One mall manager, who asked to remain anonymous, revealed that some of the high-end designer stores pay minimal or no rent; the idea being that their presence imbues the mall with glamour and prestige.

And while malls function in lieu of public spaces, they are hardly free. Even going to the mall costs money – you have to pay for parking, and if you want to sit down you have to order in a cafe or restaurant.

"You pay perhaps 10 to 50 times more for your food just because it's in the mall," says Marco Kusumawijaya of the Rujak Centre for Urban Studies, over a coffee at one of the few independent coffee shops in the city. "You pay for the marble floor, you pay for the freezing air-conditioning, the useless atrium and these expensive guards and sweepers."

It all seems rather bizarre in contrast to how millions of Jakartans actually live.

Waiting for his afternoon shift near the Green Bay Mall on the Pluit waterfront in north Jakarta, Ahmed Setiawan is busy feeding flies to his caged birds. He's never been to Green Bay mall, and has no desire to go.

"That place is just for rich people. We can't afford to go there. The salary of fishermen is just Rp20,000 [US$1.50] a day.

"Actually the mall is a disturbance. Before we used to look for bait and mussels in the water in front there, but now there's hardly any fish. It's very annoying, and the government doesn't care. They just care about money."

Around the corner, Rohani is selling rice and snacks from her wooden cart. She's been to Green Bay once since it opened several years ago. "I went there when it was the birthday of the mall and there were fireworks," she says. "I just looked once. Only once."

Rather than malls, traders and fishermen like Rohani and Setiawan go to traditional markets. These are clusters of bustling street-side stalls, wooden tables stacked with cheap clothing, fruit and vegetables, and meat carcasses hanging in the heat.

They also buy goods direct from street vendors, whose traditional wooden carts circle the local kampung neighbourhoods, selling everything from buckets and brooms to mountains of fruit.

It's this colourful street life that is threatened by the ubiquity of malls – and the social inequity they represent, says Kusumawijaya.

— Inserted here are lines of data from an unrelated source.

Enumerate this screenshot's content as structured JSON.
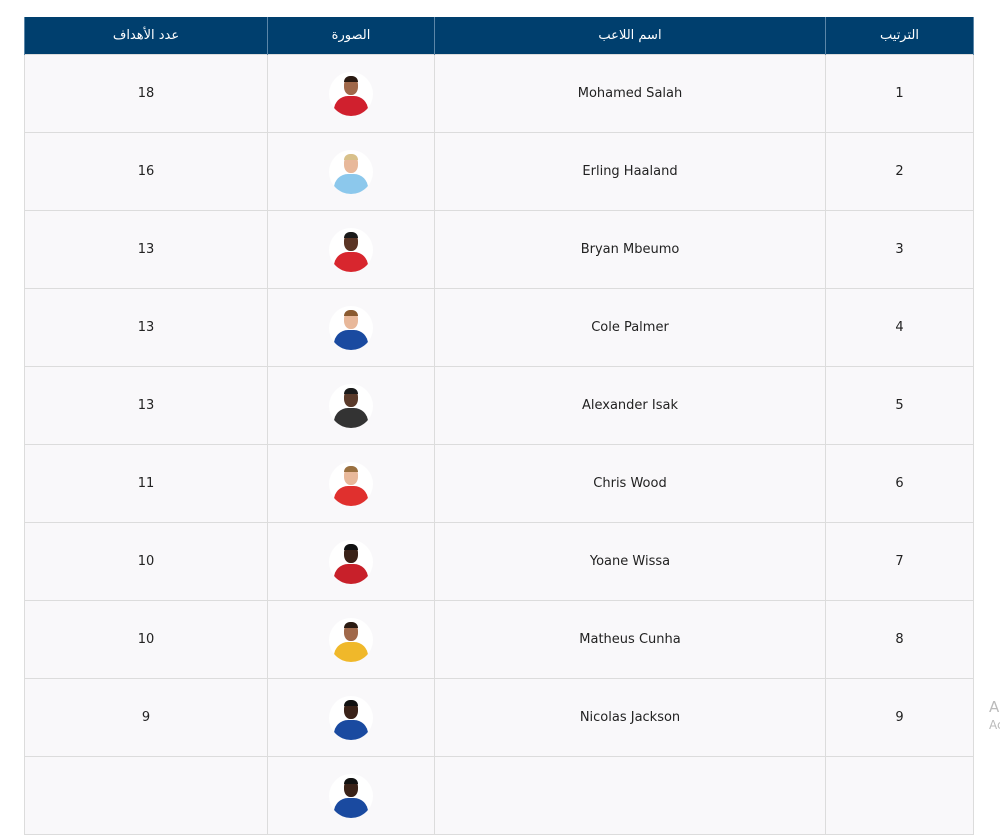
{
  "headers": {
    "rank": "الترتيب",
    "name": "اسم اللاعب",
    "photo": "الصورة",
    "goals": "عدد الأهداف"
  },
  "rows": [
    {
      "rank": "1",
      "name": "Mohamed Salah",
      "goals": "18",
      "jersey": "#d0202e",
      "skin": "#a0684a",
      "hair": "#2a1a12"
    },
    {
      "rank": "2",
      "name": "Erling Haaland",
      "goals": "16",
      "jersey": "#8cc8ec",
      "skin": "#e8b89a",
      "hair": "#d8c08a"
    },
    {
      "rank": "3",
      "name": "Bryan Mbeumo",
      "goals": "13",
      "jersey": "#d8262e",
      "skin": "#5a3424",
      "hair": "#1a1a1a"
    },
    {
      "rank": "4",
      "name": "Cole Palmer",
      "goals": "13",
      "jersey": "#1a4aa0",
      "skin": "#e8b89a",
      "hair": "#8a5a30"
    },
    {
      "rank": "5",
      "name": "Alexander Isak",
      "goals": "13",
      "jersey": "#333333",
      "skin": "#5a3a2a",
      "hair": "#1a1a1a"
    },
    {
      "rank": "6",
      "name": "Chris Wood",
      "goals": "11",
      "jersey": "#e0302e",
      "skin": "#e8b89a",
      "hair": "#9a7040"
    },
    {
      "rank": "7",
      "name": "Yoane Wissa",
      "goals": "10",
      "jersey": "#c8202a",
      "skin": "#3a2218",
      "hair": "#111111"
    },
    {
      "rank": "8",
      "name": "Matheus Cunha",
      "goals": "10",
      "jersey": "#f0b82a",
      "skin": "#a0684a",
      "hair": "#2a1a12"
    },
    {
      "rank": "9",
      "name": "Nicolas Jackson",
      "goals": "9",
      "jersey": "#1a4aa0",
      "skin": "#3a2218",
      "hair": "#111111"
    },
    {
      "rank": "",
      "name": "",
      "goals": "",
      "jersey": "#1a4aa0",
      "skin": "#3a2218",
      "hair": "#111111"
    }
  ],
  "watermark": {
    "line1": "A",
    "line2": "Ac"
  }
}
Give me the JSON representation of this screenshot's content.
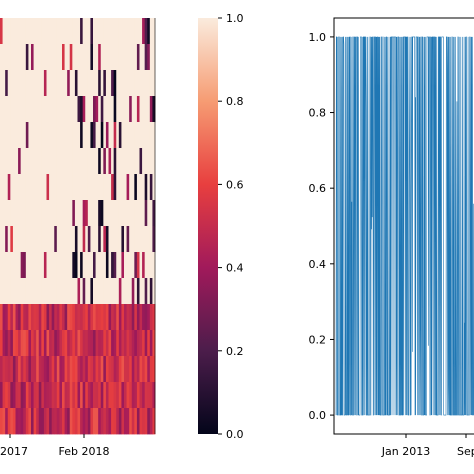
{
  "chart_data": [
    {
      "type": "heatmap",
      "x_tick_labels": [
        "r 2017",
        "Feb 2018"
      ],
      "colorbar": {
        "range": [
          0.0,
          1.0
        ],
        "tick_labels": [
          "0.0",
          "0.2",
          "0.4",
          "0.6",
          "0.8",
          "1.0"
        ],
        "colormap": "rocket",
        "colors": [
          "#03051a",
          "#4c1d4b",
          "#a11a5b",
          "#e83f3f",
          "#f69c73",
          "#faebdd"
        ]
      },
      "rows": 16,
      "upper_block": {
        "value": 1.0,
        "rows": 11
      },
      "lower_block": {
        "value_range": [
          0.35,
          0.65
        ],
        "rows": 5
      },
      "gap_column_fraction": 0.12
    },
    {
      "type": "line",
      "series_color": "#1f77b4",
      "x_tick_labels": [
        "Jan 2013",
        "Sep"
      ],
      "y_tick_labels": [
        "0.0",
        "0.2",
        "0.4",
        "0.6",
        "0.8",
        "1.0"
      ],
      "ylim": [
        -0.05,
        1.05
      ],
      "values_description_levels": [
        0.0,
        1.0
      ]
    }
  ]
}
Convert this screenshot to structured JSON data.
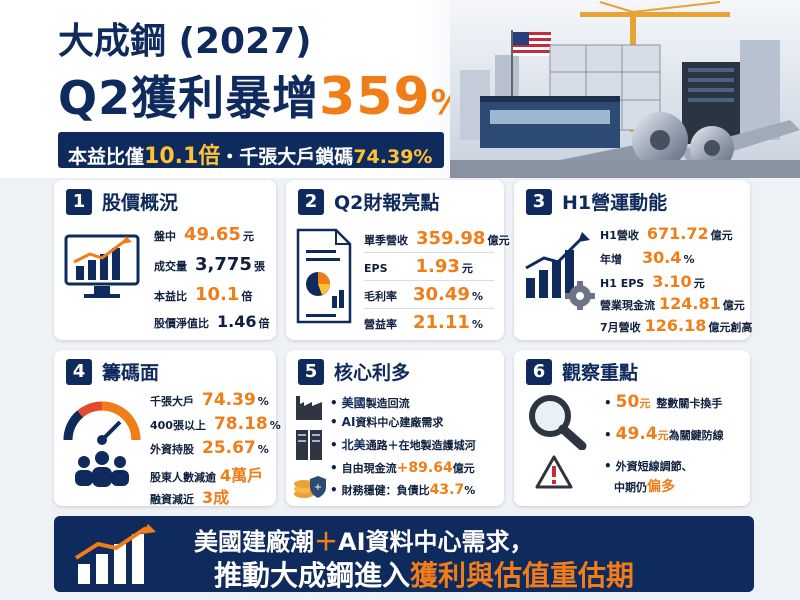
{
  "header": {
    "title_line1": "大成鋼 (2027)",
    "title_line2_prefix": "Q2獲利暴增",
    "title_line2_value": "359",
    "title_line2_pct": "%",
    "subtitle_a": "本益比僅",
    "subtitle_b": "10.1倍",
    "subtitle_c": "・千張大戶鎖碼",
    "subtitle_d": "74.39%"
  },
  "card1": {
    "num": "1",
    "title": "股價概況",
    "rows": [
      {
        "label": "盤中",
        "value": "49.65",
        "unit": "元"
      },
      {
        "label": "成交量",
        "value": "3,775",
        "unit": "張"
      },
      {
        "label": "本益比",
        "value": "10.1",
        "unit": "倍"
      },
      {
        "label": "股價淨值比",
        "value": "1.46",
        "unit": "倍"
      }
    ]
  },
  "card2": {
    "num": "2",
    "title": "Q2財報亮點",
    "rows": [
      {
        "label": "單季營收",
        "value": "359.98",
        "unit": "億元"
      },
      {
        "label": "EPS",
        "value": "1.93",
        "unit": "元"
      },
      {
        "label": "毛利率",
        "value": "30.49",
        "unit": "%"
      },
      {
        "label": "營益率",
        "value": "21.11",
        "unit": "%"
      }
    ]
  },
  "card3": {
    "num": "3",
    "title": "H1營運動能",
    "rows": [
      {
        "label": "H1營收",
        "value": "671.72",
        "unit": "億元"
      },
      {
        "label": "年增",
        "value": "30.4",
        "unit": "%"
      },
      {
        "label": "H1 EPS",
        "value": "3.10",
        "unit": "元"
      },
      {
        "label": "營業現金流",
        "value": "124.81",
        "unit": "億元"
      },
      {
        "label": "7月營收",
        "value": "126.18",
        "unit": "億元創高"
      }
    ]
  },
  "card4": {
    "num": "4",
    "title": "籌碼面",
    "rows": [
      {
        "label": "千張大戶",
        "value": "74.39",
        "unit": "%"
      },
      {
        "label": "400張以上",
        "value": "78.18",
        "unit": "%"
      },
      {
        "label": "外資持股",
        "value": "25.67",
        "unit": "%"
      },
      {
        "label": "股東人數減逾",
        "value": "4萬戶",
        "unit": ""
      },
      {
        "label": "融資減近",
        "value": "3成",
        "unit": ""
      }
    ]
  },
  "card5": {
    "num": "5",
    "title": "核心利多",
    "bullets": {
      "b1_hl": "美國",
      "b1_rest": "製造回流",
      "b2_hl": "AI",
      "b2_rest": "資料中心建廠需求",
      "b3_hl": "北美",
      "b3_rest": "通路＋在地製造護城河",
      "b4_pre": "自由現金流",
      "b4_val": "+89.64",
      "b4_unit": "億元",
      "b5_pre": "財務穩健：負債比",
      "b5_val": "43.7",
      "b5_unit": "%"
    }
  },
  "card6": {
    "num": "6",
    "title": "觀察重點",
    "p1_val": "50",
    "p1_unit": "元",
    "p1_rest": "整數關卡換手",
    "p2_val": "49.4",
    "p2_unit": "元",
    "p2_rest": "為關鍵防線",
    "p3_line1": "外資短線調節、",
    "p3_line2_pre": "中期仍",
    "p3_line2_hl": "偏多"
  },
  "banner": {
    "line1_a": "美國建廠潮",
    "line1_plus": "＋",
    "line1_b": "AI資料中心需求，",
    "line2_a": "推動大成鋼進入",
    "line2_b": "獲利與估值重估期"
  },
  "colors": {
    "navy": "#0f2a5c",
    "orange": "#f07d18",
    "yellow": "#ffc233"
  }
}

Many malls in Jakarta grossly exceed the dimensions stipulated in the city's 2010 spatial planning bylaws. Yet developers are permitted to build wider and higher by paying compensation. Kusumawijaya believes this is a form of "spatial injustice".

"Why can't you build more for your house? Because you cannot pay the compensation, while these people are building more and more," he says. "The problem is that every additional square metre means additional water extraction from the ground, additional electricity. This creates more of a burden on the city."

Still, the realities of the outside world are easily forgotten in the mall, especially the fact that many Jakartans cannot afford to spend time there – including some of the employees.

But for many others, mall culture is the only type of urban experience they've ever known. At the Carnivalle section of GI – a virtual theme park – Herdi Herdiansyah, 32, a marketing consultant, rocks a pram with his six-month-old son amid the din and flashing lights.

"We're just introducing him to the idea, for his eyes only. You know, so he won't be too surprised when he grows up and is ready to play here."